Biz bu iki kanattan lavaboların bulunduğu bölümü geziyoruz. Lavabolara gidip abdestimizi alıyoruz. Raflardan havlu alıp gönül rahatlığı ile kullanıp ayrı bir yere koyuyoruz. Burada havlular her namaz vaktinde değişiyormuş. Bir havluyu sadece bir kişi kullanıyor.Sonra tekrar yıkanıyormuş. Havlular zaten mis gidi  kokuyor. Her taraf pırıl pırıl. Sonra camiye gidip namaz kılıyoruz. Budva‘ya gitmek üzere Stari Bar’dan ayrılıyoruz. Yeni Bardan geçiyoruz. Burada Eski Bar’ın aksine Her tarafta büyük Kiliseler Görüyoruz. Haçları süslü Ortodoks kilisesi, Haçları düz Katolik kiliseleri… Adriyatik kıyısındaki plajda denize giren insanlar görüyoruz. Hedefimiz Budva. Bar-Budva arası 48 km.

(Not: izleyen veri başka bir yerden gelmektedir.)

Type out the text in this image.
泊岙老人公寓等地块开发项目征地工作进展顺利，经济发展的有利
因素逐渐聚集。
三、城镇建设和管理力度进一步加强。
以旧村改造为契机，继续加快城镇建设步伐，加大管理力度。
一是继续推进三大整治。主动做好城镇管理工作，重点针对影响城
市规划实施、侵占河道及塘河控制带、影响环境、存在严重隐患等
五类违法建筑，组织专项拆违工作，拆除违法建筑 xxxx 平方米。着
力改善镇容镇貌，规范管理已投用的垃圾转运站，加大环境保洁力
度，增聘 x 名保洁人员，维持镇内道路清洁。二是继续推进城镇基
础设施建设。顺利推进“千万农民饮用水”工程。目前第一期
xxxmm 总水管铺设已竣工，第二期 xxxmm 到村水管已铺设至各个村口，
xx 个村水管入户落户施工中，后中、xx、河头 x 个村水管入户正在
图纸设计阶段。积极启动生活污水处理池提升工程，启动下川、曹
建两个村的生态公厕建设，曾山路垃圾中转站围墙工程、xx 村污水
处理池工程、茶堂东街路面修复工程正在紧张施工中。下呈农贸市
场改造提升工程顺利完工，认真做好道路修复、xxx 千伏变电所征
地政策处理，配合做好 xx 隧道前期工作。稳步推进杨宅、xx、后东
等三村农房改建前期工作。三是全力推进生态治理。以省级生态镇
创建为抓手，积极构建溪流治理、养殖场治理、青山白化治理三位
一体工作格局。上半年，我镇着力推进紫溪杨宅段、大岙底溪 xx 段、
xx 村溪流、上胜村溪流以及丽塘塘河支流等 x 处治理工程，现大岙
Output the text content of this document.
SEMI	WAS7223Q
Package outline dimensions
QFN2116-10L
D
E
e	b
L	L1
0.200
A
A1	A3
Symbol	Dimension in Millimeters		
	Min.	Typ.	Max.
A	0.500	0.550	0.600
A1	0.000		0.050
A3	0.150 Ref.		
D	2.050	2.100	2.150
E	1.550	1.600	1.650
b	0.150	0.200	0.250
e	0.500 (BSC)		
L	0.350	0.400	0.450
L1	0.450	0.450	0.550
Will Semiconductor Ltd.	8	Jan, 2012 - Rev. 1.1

Yeni Bar’da Bir  Ortodoks Kilisesi
Yeni Bar’da Bir Katolik Kilisesi  


 Yeni Bar sahil plajı

Budva’ya giderken yolda Sv. Stefan adasının önünde,yol kenarında fotoğraf molası veriyoruz. Bu adacığı Singapurlu bir iş adamı satın almış ve otel olarak işletiyormuş. Avrupa’nın zengin sosyetesi  burada kalıyormuş. Gecelik fiyatları el yakan cinstenmiş. Uzaktan az katlı kiremitli birçok bina görünüyor. Uzaktan fotoğraflarımızı aldıktan sonra yolumuza devam ediyoruz.


Sv. Stefan adası

BUDVA :Rehberimiz Osmanlının sadece Budva’da Adriyatiğe inebildiğini, Budva’nın da 2 yıl Osmanlıların elinde kaldığını, son yıllarda burasının Güney Avrupa’nın en gözde tatil mekanlarından birisi haline geldiğini söylüyor. Biz de zaten geçerken denize giren insanları görüyoruz. Plajlar dolu. Budva da Adriyatik denizi kenarında çok güzel bir şehir. 

Budva

Budva’dan  otobüsümüzle geçiyoruz. İnip şehrin içini gezemiyoruz. Budva’nın çıkışında deniz kenarında , tepenin üzerinde,Osmanlının karşısında Macaristan sınır karakolunun kalıntılarını görüyoruz.  Sağ tarafımızda yine yüksek sıradağlar. Kara dağ’ın esas adı Zeta’ymış. Venedikliler  denizden Lofcan dağını görmüşler “Montonego” Karadağ demişler. Böylece adı Karadağ olarak kalmış. Budva’dan sonra  hedefimiz Kotor. Budva -Kotor arası 23 km. Uzun bir tünelden sonra Kotor’a  geliyoruz.

KOTOR
Kotor, Kümes anlamına geliyormuş. Üç tarafı yüksek dağlarla çevrili tarihi bir şehir. UNESCO’ nun  dünya Kültür Mirası listesinde bir şehirmiş. Nufusu 13.500 civarındaymış. Osmanlılar bu şehre hakim olamamışlar. Çok korunaklı bir şehir. Yollar dar olduğu için girişte trafik çok yoğun. Onun için yavaş yavaş gidiyoruz. Sağ tarafta Çok dik yamaçlı sıradağlar var. Aşağıdan yukarıya doğru yapılmış surları görüyoruz.Bu dağa bu surlar nasıl yapılmış diye hayretler içinde kalıyoruz. Rehberimiz surun yüksekliğinin bazı yerlerde 20 metreyi bulduğunu söylüyor. Kalenin eski kapısına yakın bir yerde otobüsümüzden inip, Batı deniz kapısından şehre giriyoruz. Bunun dışında şehrin iki kapısı daha varmış. Skurda  nehrinin üzerinde Nehir kapısı. Bu kapıya nehrin üzerinden köprüyle gidiliyor.Diğeri de Güney Kapısı. Girişte Türkçe yazılı bir kale haritası veriliyor. Hemen girişte bir meydan var . Adı silah meydanıymış. Meydana bakan uzun bir saray var. Dükler sarayıymış. Orada başka bir yapı daha var.Orası da silahlar deposuymuş. Karşıda saat kulesi var. Kalede binalar iç içe girmiş. Kale içinde 9 tane saray, 14 tane Kilise ve manastır varmış. Bunların dışında  birçok da kamu binası. Binaların balkonları çiçek bahçesi gibi. Eski şehri gezip dışarıya çıkıyoruz. 

Kotor Kalesi
Kotor Kale Kapısı
Kotor Kalesinin İçi ve surların görünüşü
                                                     
Oradan  geldiğimiz yöne doğru biraz yürüyoruz.  Sol tarafta İslam Mekezi’nin yaptırdığı, iki katlı ev görünümünde bir mescit var orada namazlarımızı kılıyoruz. Mescidin ön tarafında küçük bir dere yatağı var. Ama suyu yok. Derenin kenarında ağaçlar var. Bunu yaptıranlardan Allah razı olsun diyoruz ve yürüyerek otobüsümüze gidiyoruz. İleride Kotor körfezinden karşı tarafa feribotla geçip yolumuza devam ediyoruz.


İslam Merkezinin Kotor’daki Mescidi
Kotor körfezi

Oradan Hırvatistan- Dubrovnik’e gideceğiz. Ancak rehberimiz Sınırda 5-6 km kadar kuyruk olduğunu  öğrenmiş. Bu 5-6 saat sınırda beklemek anlamına geliyor. Kotor-Dubrovnik arası 90 km. Rehberimiz bu durumda güzergahı değiştirip,  akşam kalacağımız otelin bulunduğu, Bosna’nın Sırp bölgesindeki Trebinje’ye gidip otele yerleşmenin sonra da oraya yakın olan sınır kapısından geçmenin daha doğru olacağını söylüyor ve öyle yapıyoruz.